Entrevista e texto: Natália Tiezzi

Nariz vermelho, cara pintada, olhares que provocam risos, reflexões e, algumas vezes, lágrimas de emoção, de alegria. Vida de palhaço não é fácil, ainda mais nestes tempos onde a ficção imita a realidade (ou seria o contrário?). Embora difícil, ainda tem gente que acredita no sorriso e arranca-o de públicos de todas as idades.

Repeitável público, o www.minhasaojose.com.br traz em seu espaço “Cadê Você?” desta semana a história de uma rio-pardense que deixou São José há muitos anos para, literalmente, fazer ”palhaçadas’ Brasil afora. Com vocês, Luisiana Lima de Souza, ou, Loi Lima, como é conhecida no mundo artístico.

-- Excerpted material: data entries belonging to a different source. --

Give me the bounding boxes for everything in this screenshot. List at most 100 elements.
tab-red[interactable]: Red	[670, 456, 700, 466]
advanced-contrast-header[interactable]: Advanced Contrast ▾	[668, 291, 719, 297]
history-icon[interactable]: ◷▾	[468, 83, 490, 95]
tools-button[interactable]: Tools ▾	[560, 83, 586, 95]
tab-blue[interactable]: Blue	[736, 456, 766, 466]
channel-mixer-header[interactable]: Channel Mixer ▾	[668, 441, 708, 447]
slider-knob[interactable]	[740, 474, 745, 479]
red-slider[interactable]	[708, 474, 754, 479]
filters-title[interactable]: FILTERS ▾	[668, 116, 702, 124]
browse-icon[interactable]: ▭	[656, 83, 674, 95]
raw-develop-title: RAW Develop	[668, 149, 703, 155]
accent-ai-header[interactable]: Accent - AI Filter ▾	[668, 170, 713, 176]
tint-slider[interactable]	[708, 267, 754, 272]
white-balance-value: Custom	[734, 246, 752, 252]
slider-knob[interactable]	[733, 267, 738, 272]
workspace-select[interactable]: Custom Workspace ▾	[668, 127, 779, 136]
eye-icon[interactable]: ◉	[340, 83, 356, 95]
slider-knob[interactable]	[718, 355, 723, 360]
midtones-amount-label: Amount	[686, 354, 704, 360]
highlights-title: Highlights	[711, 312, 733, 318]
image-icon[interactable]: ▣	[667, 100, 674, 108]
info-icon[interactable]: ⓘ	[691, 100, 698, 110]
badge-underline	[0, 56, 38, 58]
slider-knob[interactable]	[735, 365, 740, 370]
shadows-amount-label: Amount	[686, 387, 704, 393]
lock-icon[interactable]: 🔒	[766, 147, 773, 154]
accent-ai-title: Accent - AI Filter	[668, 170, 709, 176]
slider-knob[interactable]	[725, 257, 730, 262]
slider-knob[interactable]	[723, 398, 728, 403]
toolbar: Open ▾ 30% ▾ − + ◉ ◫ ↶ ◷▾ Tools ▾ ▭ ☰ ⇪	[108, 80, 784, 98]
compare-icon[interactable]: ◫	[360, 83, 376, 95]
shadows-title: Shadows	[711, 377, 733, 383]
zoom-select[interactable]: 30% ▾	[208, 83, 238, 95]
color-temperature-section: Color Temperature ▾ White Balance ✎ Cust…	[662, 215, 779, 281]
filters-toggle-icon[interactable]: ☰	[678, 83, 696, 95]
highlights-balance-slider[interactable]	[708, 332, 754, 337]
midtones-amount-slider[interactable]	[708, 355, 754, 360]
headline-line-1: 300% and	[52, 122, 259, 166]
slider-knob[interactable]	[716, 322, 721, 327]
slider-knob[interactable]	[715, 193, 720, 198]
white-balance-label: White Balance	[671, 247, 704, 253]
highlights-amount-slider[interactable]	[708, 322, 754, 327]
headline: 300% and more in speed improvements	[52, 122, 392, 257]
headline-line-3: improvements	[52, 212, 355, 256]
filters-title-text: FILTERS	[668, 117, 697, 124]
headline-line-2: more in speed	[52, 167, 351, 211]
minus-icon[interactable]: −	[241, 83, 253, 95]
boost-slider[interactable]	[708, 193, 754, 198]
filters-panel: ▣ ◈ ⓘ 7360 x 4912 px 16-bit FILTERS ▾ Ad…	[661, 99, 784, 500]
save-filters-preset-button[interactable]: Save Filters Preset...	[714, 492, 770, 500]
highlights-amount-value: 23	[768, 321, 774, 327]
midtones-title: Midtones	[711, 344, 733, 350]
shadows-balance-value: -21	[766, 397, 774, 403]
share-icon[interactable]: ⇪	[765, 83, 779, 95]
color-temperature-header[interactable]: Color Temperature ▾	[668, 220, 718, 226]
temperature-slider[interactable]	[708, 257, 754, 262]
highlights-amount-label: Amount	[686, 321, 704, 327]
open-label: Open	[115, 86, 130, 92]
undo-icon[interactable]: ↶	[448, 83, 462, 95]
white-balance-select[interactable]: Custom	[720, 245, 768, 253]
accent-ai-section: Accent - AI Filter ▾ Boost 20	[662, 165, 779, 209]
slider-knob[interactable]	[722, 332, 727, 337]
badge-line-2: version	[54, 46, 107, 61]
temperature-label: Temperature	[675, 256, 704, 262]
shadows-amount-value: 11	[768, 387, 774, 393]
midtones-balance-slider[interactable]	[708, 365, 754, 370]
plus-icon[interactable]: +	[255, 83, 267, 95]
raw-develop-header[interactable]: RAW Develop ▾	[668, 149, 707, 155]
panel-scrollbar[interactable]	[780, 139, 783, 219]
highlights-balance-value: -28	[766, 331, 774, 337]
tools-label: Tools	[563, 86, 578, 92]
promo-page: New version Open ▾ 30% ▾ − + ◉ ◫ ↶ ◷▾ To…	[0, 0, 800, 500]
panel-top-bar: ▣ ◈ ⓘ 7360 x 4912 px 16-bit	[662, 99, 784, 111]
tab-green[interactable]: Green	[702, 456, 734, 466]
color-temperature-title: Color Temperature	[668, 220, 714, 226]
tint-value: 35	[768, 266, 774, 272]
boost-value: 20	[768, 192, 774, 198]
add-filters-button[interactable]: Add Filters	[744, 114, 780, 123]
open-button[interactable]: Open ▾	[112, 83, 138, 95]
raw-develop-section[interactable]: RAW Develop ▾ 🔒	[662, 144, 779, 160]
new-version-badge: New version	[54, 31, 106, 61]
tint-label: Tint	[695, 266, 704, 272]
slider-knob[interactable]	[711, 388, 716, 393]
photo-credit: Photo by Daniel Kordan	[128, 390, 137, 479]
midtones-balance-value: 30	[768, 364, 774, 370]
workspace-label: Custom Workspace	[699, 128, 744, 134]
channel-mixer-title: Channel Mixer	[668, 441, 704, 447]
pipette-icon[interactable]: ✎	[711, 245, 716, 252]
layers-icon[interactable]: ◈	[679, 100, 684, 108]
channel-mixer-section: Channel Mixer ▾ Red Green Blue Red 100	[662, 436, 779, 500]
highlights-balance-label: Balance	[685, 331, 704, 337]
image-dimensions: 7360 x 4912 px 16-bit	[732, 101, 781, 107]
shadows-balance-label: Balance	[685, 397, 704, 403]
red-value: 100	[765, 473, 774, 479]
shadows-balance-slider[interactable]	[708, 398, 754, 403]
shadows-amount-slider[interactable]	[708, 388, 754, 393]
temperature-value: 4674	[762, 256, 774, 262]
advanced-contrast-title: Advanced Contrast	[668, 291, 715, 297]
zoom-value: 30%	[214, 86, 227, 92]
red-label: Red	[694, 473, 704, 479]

A menina de origem humilde, nascida e criada no Vale do Redentor, que frequentou escolas públicas, entre elas a E.E. Profª Laudelina de Oliveira Pourrat e formou-se técnica em Turismo pela ETE Francisco Garcia, em Mococa, encontrou na palhaçaria sua forma de se expressar, de levar às crianças, jovens, adultos e idosos a mística do palhaço através de sua querida “Ursa Maior”, personagem imortalizada por ela.

Curiosamente, Loi disse que o palhaço nunca lhe chamou tanta atenção quando ia ao circo, entretanto, a arte sempre esteve presente em seu convívio familiar. “Sou filha do Jô Pasteleiro, que muitos ainda mantém vivo na lembrança. Além de um grande músico foi também um grande palhaço de cara limpa: chamamos assim quem não usa nariz vermelho, ele era um palhaço do dia a dia, do cotidiano, palhaço operário”, relembrou, saudosa.

Além do pai, Loi também destacou a influência artística que teve de outra grande atriz rio-pardense, Lúcia Vitto, através do grupo Quo/Ação. “Depois que sai de São José morei em Campinas por quase oito anos, depois mais dois em Florianópolis, sempre trabalhando com palhaçaria e também com teatro e produções culturais”, explicou.

Atualmente, Loi vive em São Paulo e integra um coletivo de palhaçaria feminino e comicidade física chamado Rainhas do Radiador. Ela també faz parte do elenco do Palhaços Sem Fronteiras Brasil, uma organização com frente em vários países e que atua em áreas de conflito e vulnerabilidade social em projetos que acontecem no Brasil e no exterior, entre outros projetos.

A palhacinha, ou melhor, Ursa Maior, destacou, ainda as saudades de São José Rio Pardo, principalmente do sentimento de se viver em comunidade, bem como citou seus planos para o futuro que, como uma boa palhaça, são bem otimistas. Confira, abaixo, a entrevista na íntegra.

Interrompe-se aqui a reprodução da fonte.